Legal Status in the United States

Polygraph results occupy an unusual legal position. Neither the U.S. Code nor the Federal Rules of Evidence specifically address their admissibility, and military courts have barred them entirely since 1991. For decades, most federal courts excluded polygraph evidence under the “general acceptance” standard from a 1923 case, reasoning that the scientific community had not broadly accepted the technique as reliable.

A 1993 Supreme Court ruling loosened that standard, requiring judges to evaluate scientific evidence based on whether it has been tested, peer-reviewed, has a known error rate, and has gained acceptance in the relevant scientific community. Since then, a small number of federal circuit courts have opened the door to polygraph evidence in narrow circumstances, such as when both parties agree to the test beforehand, or when results are used to support or challenge a witness’s credibility. In most courts, however, polygraph results remain inadmissible.

In the workplace, the Employee Polygraph Protection Act of 1988 prohibits most private employers from requiring or even requesting that employees or job applicants take a lie detector test. There are specific exceptions: federal, state, and local government agencies are not covered by the ban. Private-sector exemptions exist for security firms (armored car companies, alarm companies, security guard services), pharmaceutical companies where employees handle controlled substances, and situations where an employer is investigating a specific workplace theft or loss and the employee had access to the property in question.

Alternative Lie Detection Technologies

Voice stress analysis emerged as a potential alternative to the polygraph, designed to detect microtremors in a person’s voice caused by the effort of concealing the truth. Unlike the polygraph, voice stress analysis software can be applied to phone calls, recordings, and remote conversations without requiring a person to sit in a room connected to sensors. In practice, however, the technology has performed poorly. A field study funded by the National Institute of Justice found that voice stress analysis programs correctly identified only about 15% of people who lied about recent drug use (verified against urine tests). One of the two programs tested caught just 8% of deceptive responses. While they were better at correctly identifying truthful people (about 91.5% accuracy on that measure), a test that misses 85% of actual lies has limited practical value.

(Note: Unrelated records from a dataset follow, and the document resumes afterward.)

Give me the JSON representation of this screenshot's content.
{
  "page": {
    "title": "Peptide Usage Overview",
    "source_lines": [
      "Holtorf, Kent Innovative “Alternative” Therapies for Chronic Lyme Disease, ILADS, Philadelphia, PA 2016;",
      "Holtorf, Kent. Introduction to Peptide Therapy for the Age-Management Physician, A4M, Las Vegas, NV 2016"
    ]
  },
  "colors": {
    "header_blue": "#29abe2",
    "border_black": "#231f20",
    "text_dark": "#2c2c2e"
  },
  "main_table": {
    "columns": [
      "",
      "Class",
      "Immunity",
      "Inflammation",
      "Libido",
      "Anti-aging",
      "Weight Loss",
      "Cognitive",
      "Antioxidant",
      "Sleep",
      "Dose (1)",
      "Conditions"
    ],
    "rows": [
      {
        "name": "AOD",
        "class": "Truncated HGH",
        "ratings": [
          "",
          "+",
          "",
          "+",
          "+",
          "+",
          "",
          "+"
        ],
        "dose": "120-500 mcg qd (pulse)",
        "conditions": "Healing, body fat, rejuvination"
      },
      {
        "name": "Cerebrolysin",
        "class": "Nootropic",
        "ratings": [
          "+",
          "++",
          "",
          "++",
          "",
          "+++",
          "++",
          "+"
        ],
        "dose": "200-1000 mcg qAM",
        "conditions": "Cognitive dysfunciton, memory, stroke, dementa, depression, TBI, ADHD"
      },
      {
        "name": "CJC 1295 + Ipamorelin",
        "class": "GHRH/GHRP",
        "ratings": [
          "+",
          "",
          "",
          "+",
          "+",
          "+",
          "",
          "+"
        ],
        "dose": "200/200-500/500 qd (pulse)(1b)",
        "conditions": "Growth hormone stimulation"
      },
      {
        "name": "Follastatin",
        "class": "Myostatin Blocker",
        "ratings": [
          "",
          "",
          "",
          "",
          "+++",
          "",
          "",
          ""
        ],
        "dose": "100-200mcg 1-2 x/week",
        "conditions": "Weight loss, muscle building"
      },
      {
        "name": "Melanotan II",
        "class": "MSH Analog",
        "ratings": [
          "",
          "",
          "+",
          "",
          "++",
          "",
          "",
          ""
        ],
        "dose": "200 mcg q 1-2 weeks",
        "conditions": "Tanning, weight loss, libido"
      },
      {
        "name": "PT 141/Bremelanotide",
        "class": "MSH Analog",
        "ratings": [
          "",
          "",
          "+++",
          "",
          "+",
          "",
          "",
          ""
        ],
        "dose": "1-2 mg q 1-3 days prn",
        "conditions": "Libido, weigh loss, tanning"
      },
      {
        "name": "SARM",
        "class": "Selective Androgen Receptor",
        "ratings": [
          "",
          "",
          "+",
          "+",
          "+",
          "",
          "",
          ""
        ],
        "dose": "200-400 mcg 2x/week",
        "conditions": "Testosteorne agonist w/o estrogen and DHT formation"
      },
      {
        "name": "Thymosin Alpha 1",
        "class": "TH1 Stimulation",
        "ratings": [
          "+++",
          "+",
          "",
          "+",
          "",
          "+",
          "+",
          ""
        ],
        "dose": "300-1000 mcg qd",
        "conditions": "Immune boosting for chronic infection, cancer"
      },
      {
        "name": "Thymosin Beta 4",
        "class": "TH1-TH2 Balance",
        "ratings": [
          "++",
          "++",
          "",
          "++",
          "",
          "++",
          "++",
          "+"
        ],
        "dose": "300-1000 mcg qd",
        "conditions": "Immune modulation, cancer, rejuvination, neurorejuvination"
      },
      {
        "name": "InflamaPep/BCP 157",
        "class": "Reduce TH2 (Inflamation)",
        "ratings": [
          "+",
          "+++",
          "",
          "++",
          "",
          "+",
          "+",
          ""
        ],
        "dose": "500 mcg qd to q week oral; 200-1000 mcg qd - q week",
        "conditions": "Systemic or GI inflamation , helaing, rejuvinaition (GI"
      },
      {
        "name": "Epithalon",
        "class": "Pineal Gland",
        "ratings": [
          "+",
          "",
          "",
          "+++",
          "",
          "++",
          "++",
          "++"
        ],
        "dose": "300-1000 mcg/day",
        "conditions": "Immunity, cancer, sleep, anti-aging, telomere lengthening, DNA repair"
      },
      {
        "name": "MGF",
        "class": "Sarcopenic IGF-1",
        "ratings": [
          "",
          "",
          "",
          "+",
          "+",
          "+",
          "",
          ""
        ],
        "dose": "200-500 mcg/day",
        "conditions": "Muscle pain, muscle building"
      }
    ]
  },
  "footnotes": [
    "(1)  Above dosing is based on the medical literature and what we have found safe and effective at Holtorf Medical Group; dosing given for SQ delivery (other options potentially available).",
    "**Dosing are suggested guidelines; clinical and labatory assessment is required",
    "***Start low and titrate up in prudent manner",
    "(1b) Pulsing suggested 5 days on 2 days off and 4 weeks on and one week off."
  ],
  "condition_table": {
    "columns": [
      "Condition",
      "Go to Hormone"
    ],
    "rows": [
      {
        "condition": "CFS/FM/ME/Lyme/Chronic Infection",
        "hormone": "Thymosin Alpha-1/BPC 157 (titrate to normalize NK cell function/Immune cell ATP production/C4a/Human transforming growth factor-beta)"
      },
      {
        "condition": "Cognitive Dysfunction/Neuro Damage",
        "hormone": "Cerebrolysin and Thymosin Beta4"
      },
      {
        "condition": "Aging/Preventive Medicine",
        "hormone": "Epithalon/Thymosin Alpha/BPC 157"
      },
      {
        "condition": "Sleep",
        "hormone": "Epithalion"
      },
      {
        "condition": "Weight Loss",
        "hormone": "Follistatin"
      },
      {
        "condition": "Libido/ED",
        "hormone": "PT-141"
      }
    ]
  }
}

Brain imaging using functional MRI represents a more technologically sophisticated approach. Researchers have identified patterns of activity in decision-making and emotional regions of the brain that differ between truthful and deceptive responses. However, this technology remains in the experimental stage. There have been no prospective clinical trials meeting the standards required for medical device approval, and the few studies conducted have produced inconsistent activation patterns across subjects. Some participants showed the expected frontal brain activity during deception, while others showed emotional responses in completely different brain regions, suggesting that people may lie in neurologically different ways.

What to Expect if You Take One

If you’re asked to take a polygraph for employment screening or as part of an investigation, the process is voluntary in most civilian contexts. You cannot be forced to take one, and in many jurisdictions, refusing a polygraph cannot legally be held against you in employment decisions covered by the EPPA.

The sensors are painless. The blood pressure cuff inflates to a moderate level (about 60 mmHg, roughly half of what you’d feel during a standard blood pressure check at a doctor’s office), and the finger plates simply rest against your skin. You’ll sit still in a chair and answer “yes” or “no” to questions you’ve already reviewed. The examiner will run through the question set multiple times to collect enough data.

After the test, the examiner scores the charts and renders an opinion: no deception indicated, deception indicated, or inconclusive. That opinion is exactly that, an interpretation of physiological data filtered through a scoring method that, even under favorable conditions, has a known margin of error. The result is not a definitive statement about whether you told the truth.